The heat of summer is here! Extreme heat is defined as a long period (2 to 3 days) of high heat and humidity with temperatures above 90 degrees. High heat levels can affect your home and cause unexpected power outages. Ready.gov provides tips on how to keep your home cool and what to do before and during an outage.
- Extreme heat can occur quickly and without warning.
- Older adults, children, and sick or overweight individuals are at greater risk from extreme heat.
- Humidity increases the feeling of heat as measured by a heat index.
- Heatwaves often cause power outages.
Prepare for Extreme Heat.
Keep your home cool by doing the following:
- Cover windows with drapes or shades.
- Weather-strip doors and windows.
- Use window reflectors, such as aluminum foil-covered cardboard, to reflect heat back outside.
- Add insulation to keep the heat out.
- Use attic fans to clear hot air.
- Install window air conditioners and insulate around them.
Prepare for a Power Outage.
- Find places in your community where you can go to stay cool.
- Take an inventory of the items you need that rely on electricity.

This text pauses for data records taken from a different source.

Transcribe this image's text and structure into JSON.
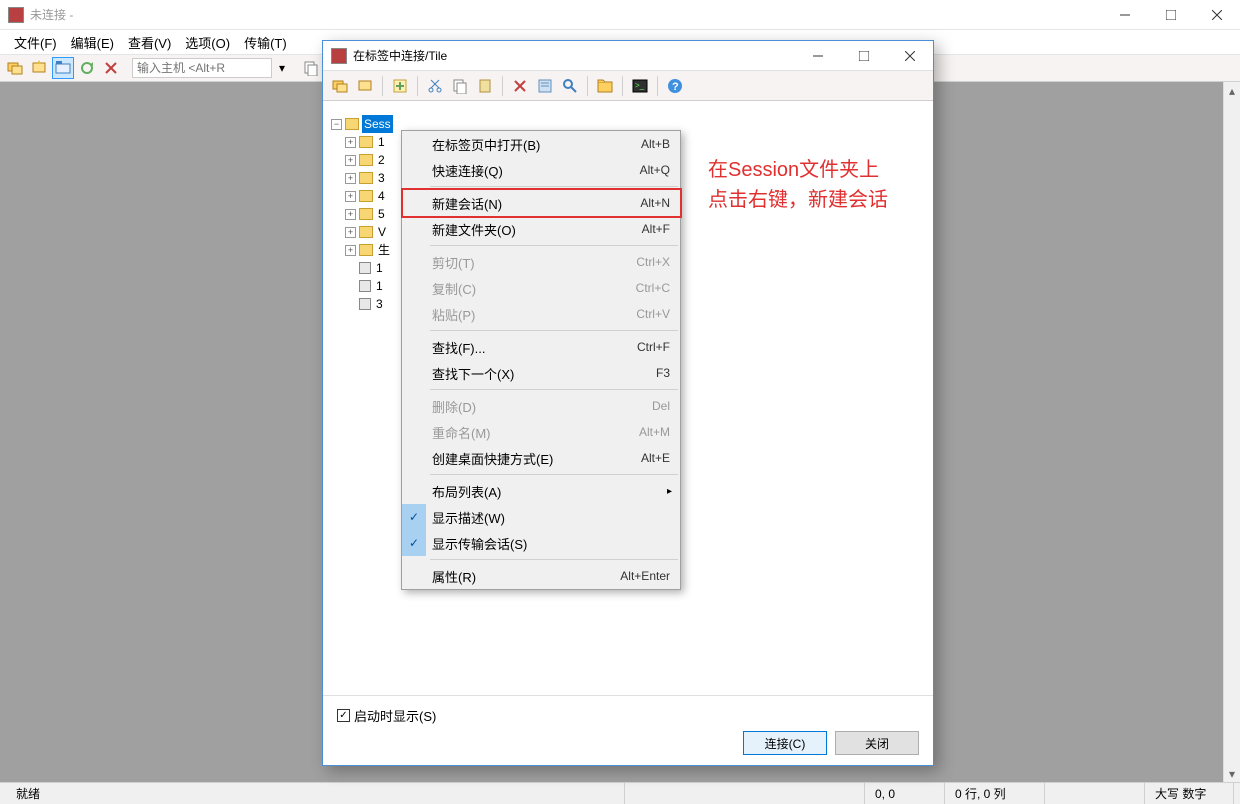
{
  "main": {
    "title": "未连接 -",
    "menubar": [
      "文件(F)",
      "编辑(E)",
      "查看(V)",
      "选项(O)",
      "传输(T)"
    ],
    "host_placeholder": "输入主机 <Alt+R"
  },
  "dialog": {
    "title": "在标签中连接/Tile",
    "tree": {
      "root": "Sess",
      "items": [
        "1",
        "2",
        "3",
        "4",
        "5",
        "V",
        "生"
      ],
      "sessions": [
        "1",
        "1",
        "3"
      ]
    },
    "footer": {
      "show_on_startup": "启动时显示(S)",
      "connect": "连接(C)",
      "close": "关闭"
    }
  },
  "context_menu": {
    "items": [
      {
        "label": "在标签页中打开(B)",
        "shortcut": "Alt+B",
        "type": "item"
      },
      {
        "label": "快速连接(Q)",
        "shortcut": "Alt+Q",
        "type": "item"
      },
      {
        "type": "sep"
      },
      {
        "label": "新建会话(N)",
        "shortcut": "Alt+N",
        "type": "item",
        "highlight": true
      },
      {
        "label": "新建文件夹(O)",
        "shortcut": "Alt+F",
        "type": "item"
      },
      {
        "type": "sep"
      },
      {
        "label": "剪切(T)",
        "shortcut": "Ctrl+X",
        "type": "item",
        "disabled": true
      },
      {
        "label": "复制(C)",
        "shortcut": "Ctrl+C",
        "type": "item",
        "disabled": true
      },
      {
        "label": "粘贴(P)",
        "shortcut": "Ctrl+V",
        "type": "item",
        "disabled": true
      },
      {
        "type": "sep"
      },
      {
        "label": "查找(F)...",
        "shortcut": "Ctrl+F",
        "type": "item"
      },
      {
        "label": "查找下一个(X)",
        "shortcut": "F3",
        "type": "item"
      },
      {
        "type": "sep"
      },
      {
        "label": "删除(D)",
        "shortcut": "Del",
        "type": "item",
        "disabled": true
      },
      {
        "label": "重命名(M)",
        "shortcut": "Alt+M",
        "type": "item",
        "disabled": true
      },
      {
        "label": "创建桌面快捷方式(E)",
        "shortcut": "Alt+E",
        "type": "item"
      },
      {
        "type": "sep"
      },
      {
        "label": "布局列表(A)",
        "shortcut": "",
        "type": "submenu"
      },
      {
        "label": "显示描述(W)",
        "shortcut": "",
        "type": "item",
        "checked": true
      },
      {
        "label": "显示传输会话(S)",
        "shortcut": "",
        "type": "item",
        "checked": true
      },
      {
        "type": "sep"
      },
      {
        "label": "属性(R)",
        "shortcut": "Alt+Enter",
        "type": "item"
      }
    ]
  },
  "annotation": {
    "line1": "在Session文件夹上",
    "line2": "点击右键，新建会话"
  },
  "statusbar": {
    "ready": "就绪",
    "pos": "0, 0",
    "dim": "0 行, 0 列",
    "caps": "大写 数字"
  }
}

- Plan for batteries and other alternatives to meet your needs when the power goes out.
- Sign up for local alerts and warning systems. Monitor weather reports.
- Turn off or disconnect appliances, equipment, or electronics. Power may return with momentary “surges” or “spikes” that can cause damage.
- Install carbon monoxide detectors with battery backup in central locations on every level of your home.
- Build an emergency kit. Review the supplies that are available in case of a power outage. Have flashlights with extra batteries for every household member. Have enough nonperishable food and water.
- Have a thermometer available to use to monitor the refrigerator and freezer until the power is restored. Throw out food if the temperature is 40 degrees or higher.